Mortality consciousness potentially clarifies values by revealing which activities, accomplishments, or experiences retain meaning when viewed from the perspective of limited time. This clarity might lead to reprioritizing daily activities, reconsidering career paths, or releasing social expectations that no longer align with personal values when mortality’s filter is applied.
Death awareness potentially fosters greater presence with ordinary experience by highlighting its impermanence. When everyday moments—from sharing meals to experiencing nature to engaging in work—are recognized as finite rather than infinite, they potentially become more vivid and meaningful. This heightened awareness might counteract tendencies toward distraction or postponement of engagement with the present.

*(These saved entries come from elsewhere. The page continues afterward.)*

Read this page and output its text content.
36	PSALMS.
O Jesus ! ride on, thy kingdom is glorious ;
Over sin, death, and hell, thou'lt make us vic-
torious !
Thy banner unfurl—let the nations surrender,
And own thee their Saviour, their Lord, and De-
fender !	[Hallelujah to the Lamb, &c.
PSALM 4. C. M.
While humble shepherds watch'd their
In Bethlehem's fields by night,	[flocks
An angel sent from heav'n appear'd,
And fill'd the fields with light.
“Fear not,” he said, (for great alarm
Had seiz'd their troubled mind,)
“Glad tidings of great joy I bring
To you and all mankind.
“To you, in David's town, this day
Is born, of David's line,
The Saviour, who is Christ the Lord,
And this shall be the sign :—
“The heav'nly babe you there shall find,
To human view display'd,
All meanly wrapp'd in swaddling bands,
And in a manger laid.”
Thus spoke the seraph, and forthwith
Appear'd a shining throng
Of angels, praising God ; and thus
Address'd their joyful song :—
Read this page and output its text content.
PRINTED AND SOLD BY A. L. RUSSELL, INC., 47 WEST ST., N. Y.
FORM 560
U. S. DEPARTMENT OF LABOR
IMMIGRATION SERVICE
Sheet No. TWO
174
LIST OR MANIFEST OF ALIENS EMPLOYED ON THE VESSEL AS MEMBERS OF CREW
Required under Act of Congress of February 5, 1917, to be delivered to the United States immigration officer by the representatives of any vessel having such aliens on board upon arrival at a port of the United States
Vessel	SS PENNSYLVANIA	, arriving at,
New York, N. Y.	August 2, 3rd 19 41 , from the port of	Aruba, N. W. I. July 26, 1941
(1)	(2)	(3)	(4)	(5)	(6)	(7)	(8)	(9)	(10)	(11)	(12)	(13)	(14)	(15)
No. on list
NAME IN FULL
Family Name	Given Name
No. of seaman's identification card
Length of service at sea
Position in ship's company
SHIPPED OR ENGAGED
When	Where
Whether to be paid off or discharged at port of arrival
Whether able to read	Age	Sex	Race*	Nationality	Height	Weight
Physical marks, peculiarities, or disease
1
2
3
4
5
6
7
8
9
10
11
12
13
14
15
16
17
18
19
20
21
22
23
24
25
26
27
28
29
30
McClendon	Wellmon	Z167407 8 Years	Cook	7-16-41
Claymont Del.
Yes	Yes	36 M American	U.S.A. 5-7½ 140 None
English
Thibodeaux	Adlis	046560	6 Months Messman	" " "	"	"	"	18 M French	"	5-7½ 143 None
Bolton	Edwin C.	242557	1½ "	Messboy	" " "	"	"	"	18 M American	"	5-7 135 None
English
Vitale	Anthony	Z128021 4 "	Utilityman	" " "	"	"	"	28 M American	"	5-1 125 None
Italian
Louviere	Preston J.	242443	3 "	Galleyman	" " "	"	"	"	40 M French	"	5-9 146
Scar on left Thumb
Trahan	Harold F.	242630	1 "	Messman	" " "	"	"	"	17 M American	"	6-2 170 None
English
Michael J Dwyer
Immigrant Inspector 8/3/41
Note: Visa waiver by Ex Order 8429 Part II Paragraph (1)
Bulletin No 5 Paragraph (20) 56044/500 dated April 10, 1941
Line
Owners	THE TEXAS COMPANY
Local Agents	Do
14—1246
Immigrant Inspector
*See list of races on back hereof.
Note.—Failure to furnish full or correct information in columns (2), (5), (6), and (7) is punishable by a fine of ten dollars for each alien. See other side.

Finally, mortality consciousness potentially cultivates greater compassion through recognition of universal vulnerability. When death is acknowledged as a condition affecting all humans regardless of status or achievement, artificial hierarchies potentially diminish, fostering recognition of shared humanity. This compassion might extend to both others and oneself, creating gentler responses to both human limitation and human potential.
While not promising that death awareness automatically creates these transformations, the book suggests their possibility when mortality is engaged thoughtfully rather than denied or reduced to technical problems. This transformative potential represents not a reason to obsess about death but an invitation to allow mortality awareness to inform living in ways that potentially increase its meaning, authenticity, and connection.
Readlogy’s Final Assessment
At Readlogy, our comprehensive analysis of “How to Tell When We Will Die” reveals a work of exceptional depth, originality, and potential impact on readers willing to engage with difficult questions about mortality. Johanna Hedva has created not merely a book about death but a multifaceted exploration of how mortality awareness shapes human experience across cultural, philosophical, and personal dimensions.
The book’s greatest strength lies in its balanced approach—acknowledging death’s genuine difficulty without surrendering to despair, examining cultural frameworks without claiming definitive answers, and integrating personal narrative with broader analysis. This balance creates a text that engages both intellect and emotion, addressing mortality not as an abstract concept but as a lived reality that shapes human experience even before its arrival.
For readers seeking deeper understanding of their own mortality and its implications for living, this book offers invaluable perspectives rarely found in contemporary literature. While challenging in both content and form, its insights justify the engagement it requires, potentially transforming not just how readers think about death but how they live with the knowledge of its inevitability.
We particularly value Hedva’s cross-cultural explorations, disability justice perspectives, and willingness to maintain productive uncertainty rather than offering false consolation. These elements create a uniquely valuable contribution to contemporary death literature that merits thoughtful engagement from diverse readers interested in one of human existence’s most fundamental conditions.
Rather than providing definitive answers about mortality, “How to Tell When We Will Die” creates space for readers to develop their own meaningful relationships with death awareness—a gift more valuable than any predetermined conclusion could offer. In this space of questioning and reflection, the possibility emerges for living more authentically with the knowledge that we will, eventually, die.